McDonald-Haye is aware of the continuing debate over the effects of hormone-infused meat and dairy products on growing bodies. Nevertheless, she credits her better-safe-than-sorry dietary overhaul with delaying Kayla’s first period, which she got when she was 10. That’s roughly 2.5 years ahead of the national average.
Indeed, researchers at Cincinnati Children’s Hospital, Kaiser Permanente of Northern California and Mount Sinai School of Medicine in New York, in a 2010 study published in the journal Pediatrics, found that 23 percent of black girls, 15 percent of Hispanic girls, 10 percent of white girls and two percent of Asian girls had started developing breasts by the time they were seven.

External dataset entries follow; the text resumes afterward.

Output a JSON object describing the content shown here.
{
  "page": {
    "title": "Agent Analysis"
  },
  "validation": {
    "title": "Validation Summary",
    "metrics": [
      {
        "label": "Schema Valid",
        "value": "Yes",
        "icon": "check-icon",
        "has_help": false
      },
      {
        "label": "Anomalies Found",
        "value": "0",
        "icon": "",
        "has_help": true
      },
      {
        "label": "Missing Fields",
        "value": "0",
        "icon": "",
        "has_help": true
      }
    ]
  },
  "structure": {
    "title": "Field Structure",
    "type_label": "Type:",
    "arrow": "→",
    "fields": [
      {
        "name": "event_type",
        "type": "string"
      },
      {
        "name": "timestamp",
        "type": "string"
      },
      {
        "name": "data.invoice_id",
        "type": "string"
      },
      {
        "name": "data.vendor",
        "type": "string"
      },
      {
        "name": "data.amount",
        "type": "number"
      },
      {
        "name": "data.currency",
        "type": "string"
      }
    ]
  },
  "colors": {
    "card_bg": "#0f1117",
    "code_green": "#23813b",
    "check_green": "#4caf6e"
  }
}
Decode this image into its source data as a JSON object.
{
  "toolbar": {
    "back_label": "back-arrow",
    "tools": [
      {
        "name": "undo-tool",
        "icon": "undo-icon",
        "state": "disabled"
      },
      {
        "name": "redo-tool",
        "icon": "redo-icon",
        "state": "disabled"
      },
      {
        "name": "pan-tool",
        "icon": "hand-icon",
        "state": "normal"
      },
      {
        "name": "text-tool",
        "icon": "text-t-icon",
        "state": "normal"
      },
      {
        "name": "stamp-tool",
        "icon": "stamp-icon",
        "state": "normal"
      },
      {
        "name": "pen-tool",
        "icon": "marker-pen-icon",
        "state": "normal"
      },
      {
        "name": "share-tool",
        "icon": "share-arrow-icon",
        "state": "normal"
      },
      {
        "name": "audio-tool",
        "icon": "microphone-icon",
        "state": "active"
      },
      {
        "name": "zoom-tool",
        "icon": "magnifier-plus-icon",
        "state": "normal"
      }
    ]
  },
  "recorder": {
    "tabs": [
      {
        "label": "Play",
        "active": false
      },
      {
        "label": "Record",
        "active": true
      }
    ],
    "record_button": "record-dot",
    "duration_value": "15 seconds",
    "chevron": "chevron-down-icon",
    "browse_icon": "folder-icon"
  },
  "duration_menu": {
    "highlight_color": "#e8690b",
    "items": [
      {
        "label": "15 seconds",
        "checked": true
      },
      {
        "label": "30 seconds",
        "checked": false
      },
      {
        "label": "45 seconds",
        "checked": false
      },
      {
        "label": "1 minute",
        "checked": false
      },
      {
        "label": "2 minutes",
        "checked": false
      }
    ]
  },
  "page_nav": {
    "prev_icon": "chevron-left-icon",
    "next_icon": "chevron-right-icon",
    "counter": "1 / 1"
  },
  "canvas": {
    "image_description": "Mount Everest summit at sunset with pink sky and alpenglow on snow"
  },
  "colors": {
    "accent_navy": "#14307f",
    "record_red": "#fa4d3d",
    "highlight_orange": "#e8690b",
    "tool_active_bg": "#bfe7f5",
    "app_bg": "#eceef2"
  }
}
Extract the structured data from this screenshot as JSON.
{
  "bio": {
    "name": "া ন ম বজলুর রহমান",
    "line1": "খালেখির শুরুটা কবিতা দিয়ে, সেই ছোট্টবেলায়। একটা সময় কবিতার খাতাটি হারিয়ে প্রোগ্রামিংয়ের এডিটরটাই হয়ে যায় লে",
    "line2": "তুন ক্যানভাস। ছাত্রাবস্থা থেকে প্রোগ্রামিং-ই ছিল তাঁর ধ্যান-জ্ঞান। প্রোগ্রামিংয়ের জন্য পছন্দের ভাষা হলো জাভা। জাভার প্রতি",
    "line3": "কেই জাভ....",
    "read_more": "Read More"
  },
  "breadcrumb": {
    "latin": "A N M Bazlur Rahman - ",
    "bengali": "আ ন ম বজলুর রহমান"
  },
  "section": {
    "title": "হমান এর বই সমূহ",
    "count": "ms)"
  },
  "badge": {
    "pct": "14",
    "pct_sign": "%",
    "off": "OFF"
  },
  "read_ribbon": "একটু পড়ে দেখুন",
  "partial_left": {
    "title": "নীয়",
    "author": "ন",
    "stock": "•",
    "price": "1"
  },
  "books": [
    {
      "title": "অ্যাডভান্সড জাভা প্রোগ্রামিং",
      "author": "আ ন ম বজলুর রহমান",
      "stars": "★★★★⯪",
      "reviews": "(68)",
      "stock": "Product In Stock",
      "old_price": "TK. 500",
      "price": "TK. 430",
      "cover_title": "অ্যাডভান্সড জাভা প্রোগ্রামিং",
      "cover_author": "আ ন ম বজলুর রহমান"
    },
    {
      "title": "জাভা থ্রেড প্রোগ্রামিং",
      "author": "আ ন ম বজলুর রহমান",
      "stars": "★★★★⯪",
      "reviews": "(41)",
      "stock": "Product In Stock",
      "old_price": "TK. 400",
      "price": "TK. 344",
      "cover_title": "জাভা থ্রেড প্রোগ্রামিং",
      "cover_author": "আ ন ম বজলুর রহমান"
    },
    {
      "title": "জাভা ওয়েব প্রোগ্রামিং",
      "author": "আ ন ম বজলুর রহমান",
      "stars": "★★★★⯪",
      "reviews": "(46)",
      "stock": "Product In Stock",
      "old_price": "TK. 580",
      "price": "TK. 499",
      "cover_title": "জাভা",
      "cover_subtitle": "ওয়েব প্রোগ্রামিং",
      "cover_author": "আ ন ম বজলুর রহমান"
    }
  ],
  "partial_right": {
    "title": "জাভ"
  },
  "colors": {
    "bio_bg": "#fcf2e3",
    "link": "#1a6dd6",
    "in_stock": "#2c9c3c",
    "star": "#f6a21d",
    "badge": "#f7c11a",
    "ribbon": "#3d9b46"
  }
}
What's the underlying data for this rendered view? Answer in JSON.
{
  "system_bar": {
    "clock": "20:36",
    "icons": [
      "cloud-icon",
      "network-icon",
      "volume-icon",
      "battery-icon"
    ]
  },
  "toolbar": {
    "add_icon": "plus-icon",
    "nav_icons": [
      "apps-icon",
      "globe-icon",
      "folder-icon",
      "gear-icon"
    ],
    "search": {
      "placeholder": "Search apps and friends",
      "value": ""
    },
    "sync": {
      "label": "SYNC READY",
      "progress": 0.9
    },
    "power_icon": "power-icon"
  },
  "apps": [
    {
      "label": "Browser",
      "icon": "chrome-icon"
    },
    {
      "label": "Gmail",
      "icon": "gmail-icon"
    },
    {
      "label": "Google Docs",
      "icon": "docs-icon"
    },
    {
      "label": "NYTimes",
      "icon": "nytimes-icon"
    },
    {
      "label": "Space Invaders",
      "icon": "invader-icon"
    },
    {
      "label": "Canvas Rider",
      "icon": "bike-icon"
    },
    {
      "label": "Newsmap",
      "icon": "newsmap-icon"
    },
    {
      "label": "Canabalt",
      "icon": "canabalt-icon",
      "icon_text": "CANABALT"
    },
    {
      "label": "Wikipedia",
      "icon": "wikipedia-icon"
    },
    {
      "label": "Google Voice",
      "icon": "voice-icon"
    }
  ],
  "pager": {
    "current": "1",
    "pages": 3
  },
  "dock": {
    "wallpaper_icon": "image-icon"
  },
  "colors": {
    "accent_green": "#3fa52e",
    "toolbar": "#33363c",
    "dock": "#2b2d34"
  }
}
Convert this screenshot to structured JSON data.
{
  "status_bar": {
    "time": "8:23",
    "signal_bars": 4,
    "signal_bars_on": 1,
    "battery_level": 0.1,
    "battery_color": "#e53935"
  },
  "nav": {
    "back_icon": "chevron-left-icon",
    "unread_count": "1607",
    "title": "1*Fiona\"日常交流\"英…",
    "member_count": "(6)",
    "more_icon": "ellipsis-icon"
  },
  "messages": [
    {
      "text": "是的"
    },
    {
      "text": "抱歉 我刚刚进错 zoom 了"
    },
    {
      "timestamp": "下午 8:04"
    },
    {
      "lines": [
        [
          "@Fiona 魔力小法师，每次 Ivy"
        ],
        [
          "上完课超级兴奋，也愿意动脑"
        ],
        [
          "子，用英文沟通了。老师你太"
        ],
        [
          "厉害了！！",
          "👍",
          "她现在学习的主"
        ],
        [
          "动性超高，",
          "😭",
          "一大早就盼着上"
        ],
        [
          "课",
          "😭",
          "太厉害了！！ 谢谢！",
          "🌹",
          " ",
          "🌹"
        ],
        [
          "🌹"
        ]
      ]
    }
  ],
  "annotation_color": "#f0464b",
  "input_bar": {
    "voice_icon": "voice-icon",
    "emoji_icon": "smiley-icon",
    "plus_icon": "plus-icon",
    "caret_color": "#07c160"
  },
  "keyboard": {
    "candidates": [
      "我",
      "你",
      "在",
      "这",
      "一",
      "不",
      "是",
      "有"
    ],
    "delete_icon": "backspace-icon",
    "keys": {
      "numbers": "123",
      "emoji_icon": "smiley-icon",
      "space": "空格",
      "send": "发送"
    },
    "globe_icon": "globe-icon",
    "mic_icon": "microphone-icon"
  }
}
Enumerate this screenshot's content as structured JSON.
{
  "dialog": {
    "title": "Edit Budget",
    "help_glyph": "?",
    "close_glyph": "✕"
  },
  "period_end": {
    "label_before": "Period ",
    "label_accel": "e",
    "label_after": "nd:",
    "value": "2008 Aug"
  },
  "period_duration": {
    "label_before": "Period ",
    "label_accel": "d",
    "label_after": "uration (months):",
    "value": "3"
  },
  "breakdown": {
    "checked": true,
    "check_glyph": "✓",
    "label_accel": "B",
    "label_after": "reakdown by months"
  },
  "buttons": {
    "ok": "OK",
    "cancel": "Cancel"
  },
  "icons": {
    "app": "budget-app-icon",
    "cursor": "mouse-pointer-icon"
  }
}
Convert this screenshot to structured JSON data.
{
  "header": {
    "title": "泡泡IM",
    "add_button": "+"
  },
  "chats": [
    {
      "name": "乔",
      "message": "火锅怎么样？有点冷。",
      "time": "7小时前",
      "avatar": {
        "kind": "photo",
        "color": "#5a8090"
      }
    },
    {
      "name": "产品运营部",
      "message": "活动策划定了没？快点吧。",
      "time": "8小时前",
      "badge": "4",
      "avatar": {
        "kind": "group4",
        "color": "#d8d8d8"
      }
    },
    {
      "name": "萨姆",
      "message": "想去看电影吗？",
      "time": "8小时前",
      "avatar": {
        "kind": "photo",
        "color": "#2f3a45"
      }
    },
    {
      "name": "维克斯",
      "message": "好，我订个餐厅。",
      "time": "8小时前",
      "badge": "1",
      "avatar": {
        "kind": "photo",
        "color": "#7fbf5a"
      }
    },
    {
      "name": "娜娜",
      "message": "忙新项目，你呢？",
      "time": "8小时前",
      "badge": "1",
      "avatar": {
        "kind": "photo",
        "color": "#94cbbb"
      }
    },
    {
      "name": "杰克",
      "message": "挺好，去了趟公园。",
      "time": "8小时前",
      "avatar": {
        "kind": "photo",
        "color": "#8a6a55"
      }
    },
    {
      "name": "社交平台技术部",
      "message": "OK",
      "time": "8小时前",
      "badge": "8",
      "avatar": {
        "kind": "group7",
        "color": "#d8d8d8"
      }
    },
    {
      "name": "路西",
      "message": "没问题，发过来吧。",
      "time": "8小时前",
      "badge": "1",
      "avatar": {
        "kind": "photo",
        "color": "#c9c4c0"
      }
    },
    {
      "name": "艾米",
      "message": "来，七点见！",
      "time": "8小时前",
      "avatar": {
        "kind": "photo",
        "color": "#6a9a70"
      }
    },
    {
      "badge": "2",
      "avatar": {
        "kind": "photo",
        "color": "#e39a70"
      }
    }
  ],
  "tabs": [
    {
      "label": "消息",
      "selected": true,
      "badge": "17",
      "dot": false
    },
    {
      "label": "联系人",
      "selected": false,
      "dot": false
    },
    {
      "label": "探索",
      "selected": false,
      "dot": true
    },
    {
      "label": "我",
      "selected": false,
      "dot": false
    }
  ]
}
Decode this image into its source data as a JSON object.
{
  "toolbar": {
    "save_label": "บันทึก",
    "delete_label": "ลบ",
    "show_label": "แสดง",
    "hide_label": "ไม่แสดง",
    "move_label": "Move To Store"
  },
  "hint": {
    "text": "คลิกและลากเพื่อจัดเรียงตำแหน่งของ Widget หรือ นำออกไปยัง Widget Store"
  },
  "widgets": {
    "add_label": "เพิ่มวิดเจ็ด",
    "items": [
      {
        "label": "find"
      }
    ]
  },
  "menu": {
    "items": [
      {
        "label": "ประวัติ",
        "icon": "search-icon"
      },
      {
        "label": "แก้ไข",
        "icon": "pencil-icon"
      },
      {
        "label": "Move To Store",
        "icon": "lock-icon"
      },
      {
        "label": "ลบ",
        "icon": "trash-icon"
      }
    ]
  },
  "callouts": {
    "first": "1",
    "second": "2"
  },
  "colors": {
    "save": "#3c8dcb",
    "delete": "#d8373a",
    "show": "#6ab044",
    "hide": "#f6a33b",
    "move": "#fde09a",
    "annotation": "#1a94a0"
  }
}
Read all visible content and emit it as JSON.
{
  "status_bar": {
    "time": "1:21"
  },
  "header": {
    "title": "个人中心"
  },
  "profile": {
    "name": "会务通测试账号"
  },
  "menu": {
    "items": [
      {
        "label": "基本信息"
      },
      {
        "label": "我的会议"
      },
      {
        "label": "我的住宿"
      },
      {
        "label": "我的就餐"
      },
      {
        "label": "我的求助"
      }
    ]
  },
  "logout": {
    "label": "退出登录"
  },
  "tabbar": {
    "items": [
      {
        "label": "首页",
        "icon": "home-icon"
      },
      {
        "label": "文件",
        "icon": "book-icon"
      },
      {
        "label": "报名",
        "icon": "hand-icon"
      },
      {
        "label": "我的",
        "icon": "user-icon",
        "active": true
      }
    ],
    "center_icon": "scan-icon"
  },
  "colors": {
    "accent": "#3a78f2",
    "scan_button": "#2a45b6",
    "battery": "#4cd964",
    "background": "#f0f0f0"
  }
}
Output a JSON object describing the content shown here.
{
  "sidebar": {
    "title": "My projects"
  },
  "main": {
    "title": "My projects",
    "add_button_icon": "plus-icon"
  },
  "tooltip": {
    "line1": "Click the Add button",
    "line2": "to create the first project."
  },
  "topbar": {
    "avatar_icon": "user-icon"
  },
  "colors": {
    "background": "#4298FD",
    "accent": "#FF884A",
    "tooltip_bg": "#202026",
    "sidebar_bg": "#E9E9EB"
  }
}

At a time when girls as young as five are showing signs of early-onset puberty—defined as occurring in females younger than eight and males younger than nine—parents are well advised to be extra vigilant, said Dr. Susanne Tropez-Sims, a pediatrician at Meharry Medical College Nashville, Tenn.
Fearing the potential effects of hormones used in the meat, poultry and dairy industries—the U.S. Food and Drug Administration allows six different sex hormones for meat and dairy production—Tropez-Sims only serves organic milk or hormone-free, grass- and grain-fed meat and poultry to her own grandchildren.
A 2010 study by British researchers, published in Public Health Nutrition, concluded that high consumption of animal proteins did contribute to early puberty.